The director of the National Transplant Organization (ONT), Rafael Matesanz, considered "very interesting" work of the Japanese. "Although iPS cells are a line of research among others," he points out, "and until we know what is the best you have to follow all parallel, including embryonic stem cells and biomechanical structures, such as those being exploring for artificial trachea."

If this technique or similar reached clinical practice, what is its importance in a country like Spain, leader in organ donation? "Right now there are 1,100 patients on the waiting list for liver transplantation, and between 6% and 8% will die waiting," says Matesanz. That's from 60 to 80 deaths, but the foremost expert in transplantation in this country emphasizes that this figure should not be taken as an indication of the usefulness of a liver transplant source. "If there were twice as livers, demand would also double," says Matesanz.

Physicians and surgeons are well aware of how much supply of donor livers-whether living or dead, is available and, as much as Spain leads the ranking donor world, there would always be plenty of scope for growth of transplants. For example, spread cancer patients are excluded as recipients when donations are scarce, but increasingly would be included if the health system find a new source of organs, or things that work as organs.

Potential applications of the buds of Japanese liver not limited to future transplants. Matesanz indicates two possibilities, probability, may come before such interventions. "One is to test new drugs," says the director of the ONT. This is a particularly interesting possibility with the liver, which is the organ that metabolizes foreign substances, including drugs. To examine the toxicity of a new molecule in cultured buds could substantially facilitate liver tests must overcome to reach-or not-a clinical application.
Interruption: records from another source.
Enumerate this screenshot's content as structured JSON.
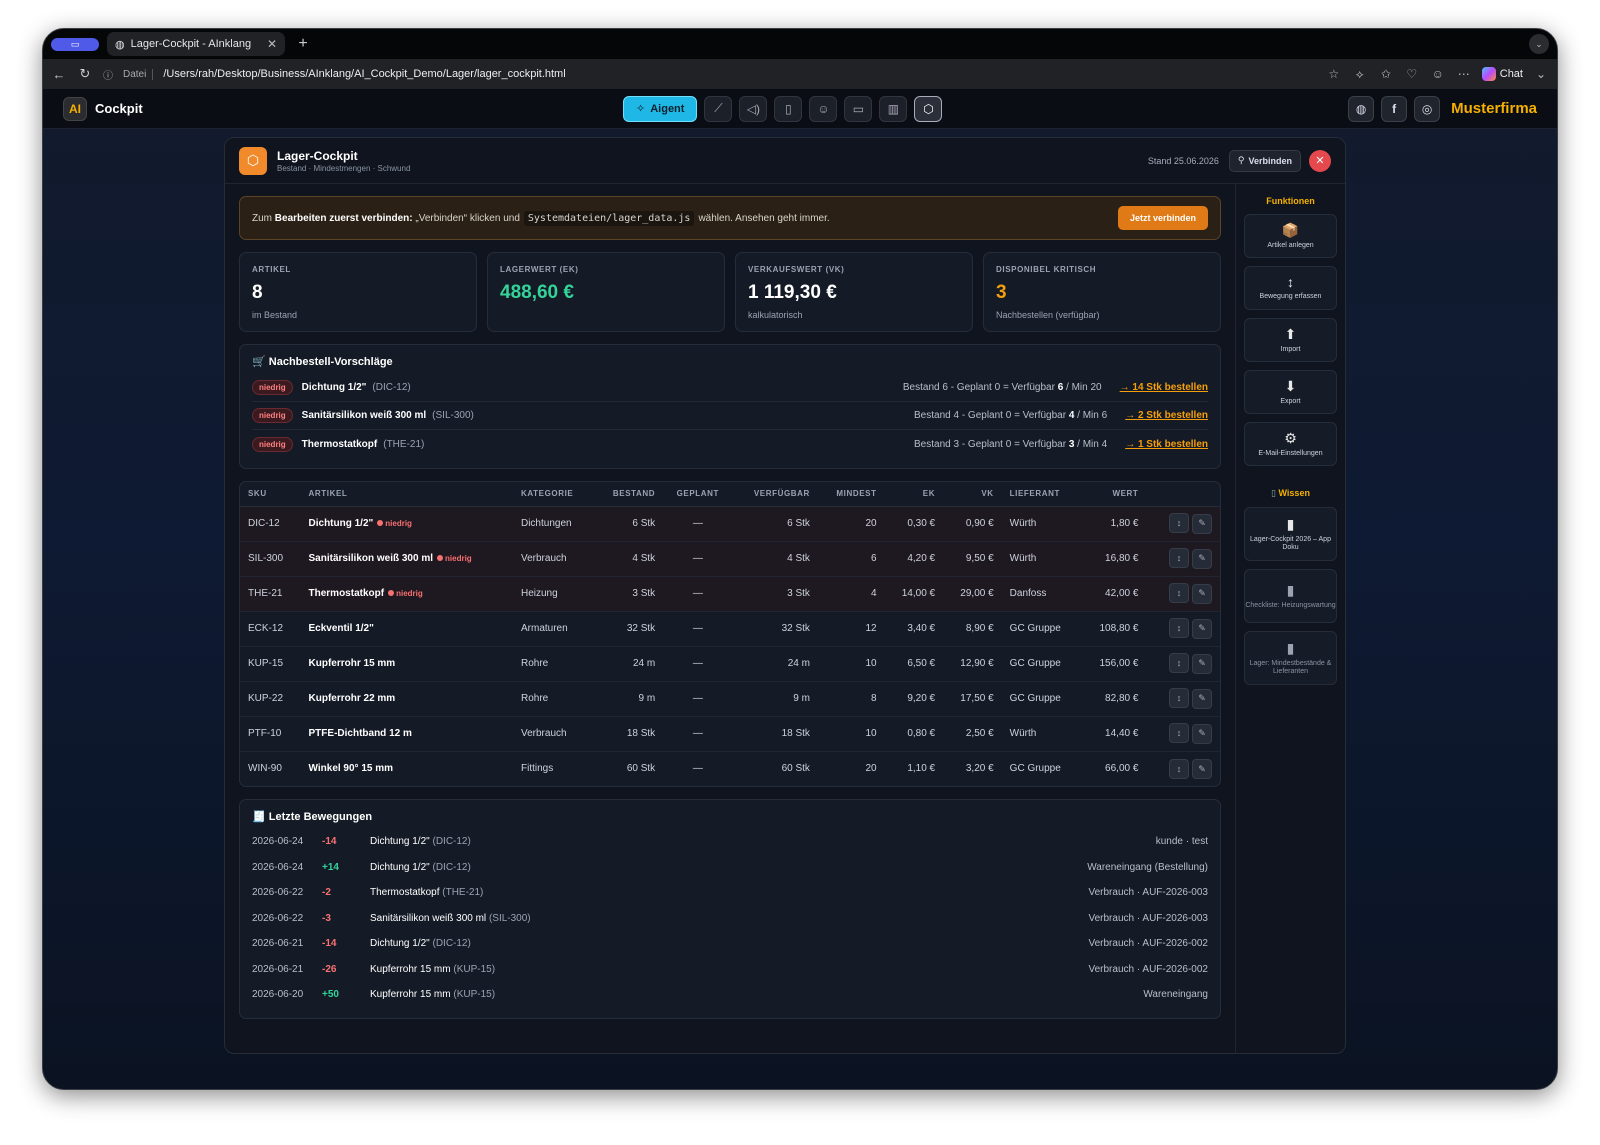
{
  "browser": {
    "tab_title": "Lager-Cockpit - AInklang",
    "url_prefix": "Datei",
    "url": "/Users/rah/Desktop/Business/AInklang/AI_Cockpit_Demo/Lager/lager_cockpit.html",
    "chat_label": "Chat"
  },
  "app": {
    "logo": "AI",
    "name": "Cockpit",
    "agent_label": "Aigent",
    "company": "Musterfirma"
  },
  "modal": {
    "title": "Lager-Cockpit",
    "subtitle": "Bestand · Mindestmengen · Schwund",
    "stand": "Stand 25.06.2026",
    "connect_label": "Verbinden"
  },
  "banner": {
    "prefix": "Zum",
    "bold": "Bearbeiten zuerst verbinden:",
    "middle": "„Verbinden“ klicken und",
    "code": "Systemdateien/lager_data.js",
    "suffix": "wählen. Ansehen geht immer.",
    "button": "Jetzt verbinden"
  },
  "kpis": [
    {
      "label": "ARTIKEL",
      "value": "8",
      "sub": "im Bestand"
    },
    {
      "label": "LAGERWERT (EK)",
      "value": "488,60 €",
      "sub": ""
    },
    {
      "label": "VERKAUFSWERT (VK)",
      "value": "1 119,30 €",
      "sub": "kalkulatorisch"
    },
    {
      "label": "DISPONIBEL KRITISCH",
      "value": "3",
      "sub": "Nachbestellen (verfügbar)"
    }
  ],
  "reorder": {
    "title": "Nachbestell-Vorschläge",
    "items": [
      {
        "badge": "niedrig",
        "name": "Dichtung 1/2\"",
        "sku": "(DIC-12)",
        "calc_pre": "Bestand 6 - Geplant 0 = Verfügbar",
        "avail": "6",
        "calc_post": "/ Min 20",
        "order": "→ 14 Stk bestellen"
      },
      {
        "badge": "niedrig",
        "name": "Sanitärsilikon weiß 300 ml",
        "sku": "(SIL-300)",
        "calc_pre": "Bestand 4 - Geplant 0 = Verfügbar",
        "avail": "4",
        "calc_post": "/ Min 6",
        "order": "→ 2 Stk bestellen"
      },
      {
        "badge": "niedrig",
        "name": "Thermostatkopf",
        "sku": "(THE-21)",
        "calc_pre": "Bestand 3 - Geplant 0 = Verfügbar",
        "avail": "3",
        "calc_post": "/ Min 4",
        "order": "→ 1 Stk bestellen"
      }
    ]
  },
  "table": {
    "headers": [
      "SKU",
      "ARTIKEL",
      "KATEGORIE",
      "BESTAND",
      "GEPLANT",
      "VERFÜGBAR",
      "MINDEST",
      "EK",
      "VK",
      "LIEFERANT",
      "WERT"
    ],
    "low_label": "niedrig",
    "rows": [
      {
        "sku": "DIC-12",
        "name": "Dichtung 1/2\"",
        "low": true,
        "cat": "Dichtungen",
        "stock": "6 Stk",
        "planned": "—",
        "avail": "6 Stk",
        "min": "20",
        "ek": "0,30 €",
        "vk": "0,90 €",
        "supplier": "Würth",
        "value": "1,80 €"
      },
      {
        "sku": "SIL-300",
        "name": "Sanitärsilikon weiß 300 ml",
        "low": true,
        "cat": "Verbrauch",
        "stock": "4 Stk",
        "planned": "—",
        "avail": "4 Stk",
        "min": "6",
        "ek": "4,20 €",
        "vk": "9,50 €",
        "supplier": "Würth",
        "value": "16,80 €"
      },
      {
        "sku": "THE-21",
        "name": "Thermostatkopf",
        "low": true,
        "cat": "Heizung",
        "stock": "3 Stk",
        "planned": "—",
        "avail": "3 Stk",
        "min": "4",
        "ek": "14,00 €",
        "vk": "29,00 €",
        "supplier": "Danfoss",
        "value": "42,00 €"
      },
      {
        "sku": "ECK-12",
        "name": "Eckventil 1/2\"",
        "low": false,
        "cat": "Armaturen",
        "stock": "32 Stk",
        "planned": "—",
        "avail": "32 Stk",
        "min": "12",
        "ek": "3,40 €",
        "vk": "8,90 €",
        "supplier": "GC Gruppe",
        "value": "108,80 €"
      },
      {
        "sku": "KUP-15",
        "name": "Kupferrohr 15 mm",
        "low": false,
        "cat": "Rohre",
        "stock": "24 m",
        "planned": "—",
        "avail": "24 m",
        "min": "10",
        "ek": "6,50 €",
        "vk": "12,90 €",
        "supplier": "GC Gruppe",
        "value": "156,00 €"
      },
      {
        "sku": "KUP-22",
        "name": "Kupferrohr 22 mm",
        "low": false,
        "cat": "Rohre",
        "stock": "9 m",
        "planned": "—",
        "avail": "9 m",
        "min": "8",
        "ek": "9,20 €",
        "vk": "17,50 €",
        "supplier": "GC Gruppe",
        "value": "82,80 €"
      },
      {
        "sku": "PTF-10",
        "name": "PTFE-Dichtband 12 m",
        "low": false,
        "cat": "Verbrauch",
        "stock": "18 Stk",
        "planned": "—",
        "avail": "18 Stk",
        "min": "10",
        "ek": "0,80 €",
        "vk": "2,50 €",
        "supplier": "Würth",
        "value": "14,40 €"
      },
      {
        "sku": "WIN-90",
        "name": "Winkel 90° 15 mm",
        "low": false,
        "cat": "Fittings",
        "stock": "60 Stk",
        "planned": "—",
        "avail": "60 Stk",
        "min": "20",
        "ek": "1,10 €",
        "vk": "3,20 €",
        "supplier": "GC Gruppe",
        "value": "66,00 €"
      }
    ]
  },
  "moves": {
    "title": "Letzte Bewegungen",
    "rows": [
      {
        "date": "2026-06-24",
        "qty": "-14",
        "name": "Dichtung 1/2\"",
        "sku": "(DIC-12)",
        "info": "kunde · test"
      },
      {
        "date": "2026-06-24",
        "qty": "+14",
        "name": "Dichtung 1/2\"",
        "sku": "(DIC-12)",
        "info": "Wareneingang (Bestellung)"
      },
      {
        "date": "2026-06-22",
        "qty": "-2",
        "name": "Thermostatkopf",
        "sku": "(THE-21)",
        "info": "Verbrauch · AUF-2026-003"
      },
      {
        "date": "2026-06-22",
        "qty": "-3",
        "name": "Sanitärsilikon weiß 300 ml",
        "sku": "(SIL-300)",
        "info": "Verbrauch · AUF-2026-003"
      },
      {
        "date": "2026-06-21",
        "qty": "-14",
        "name": "Dichtung 1/2\"",
        "sku": "(DIC-12)",
        "info": "Verbrauch · AUF-2026-002"
      },
      {
        "date": "2026-06-21",
        "qty": "-26",
        "name": "Kupferrohr 15 mm",
        "sku": "(KUP-15)",
        "info": "Verbrauch · AUF-2026-002"
      },
      {
        "date": "2026-06-20",
        "qty": "+50",
        "name": "Kupferrohr 15 mm",
        "sku": "(KUP-15)",
        "info": "Wareneingang"
      }
    ]
  },
  "sidebar": {
    "functions_title": "Funktionen",
    "functions": [
      {
        "icon": "package-icon",
        "label": "Artikel anlegen"
      },
      {
        "icon": "updown-arrow-icon",
        "label": "Bewegung erfassen"
      },
      {
        "icon": "up-arrow-icon",
        "label": "Import"
      },
      {
        "icon": "down-arrow-icon",
        "label": "Export"
      },
      {
        "icon": "gear-icon",
        "label": "E-Mail-Einstellungen"
      }
    ],
    "knowledge_title": "Wissen",
    "docs": [
      {
        "label": "Lager-Cockpit 2026 – App Doku"
      },
      {
        "label": "Checkliste: Heizungswartung"
      },
      {
        "label": "Lager: Mindestbestände & Lieferanten"
      }
    ]
  },
  "colors": {
    "accent": "#f5b000",
    "agent": "#1fb8e6",
    "warning": "#e07a16",
    "danger": "#f87171",
    "positive": "#34d399"
  }
}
The second possible application is short-term treatment with cultured hepatocytes, or liver cells. Not with buds or three-dimensional bodies, but with mere cultured liver cells which are one of their constituents. "It's a rare treatment option, but that is already used in clinical practice," says Matesanz. It is sometimes used to keep a patient alive until it reaches the organ that will save the life or to treat children with metabolic deficiencies or hereditary diseases which lack an enzyme or biological catalyst. Hepatocytes provide in this case normal enzyme which lacks the child.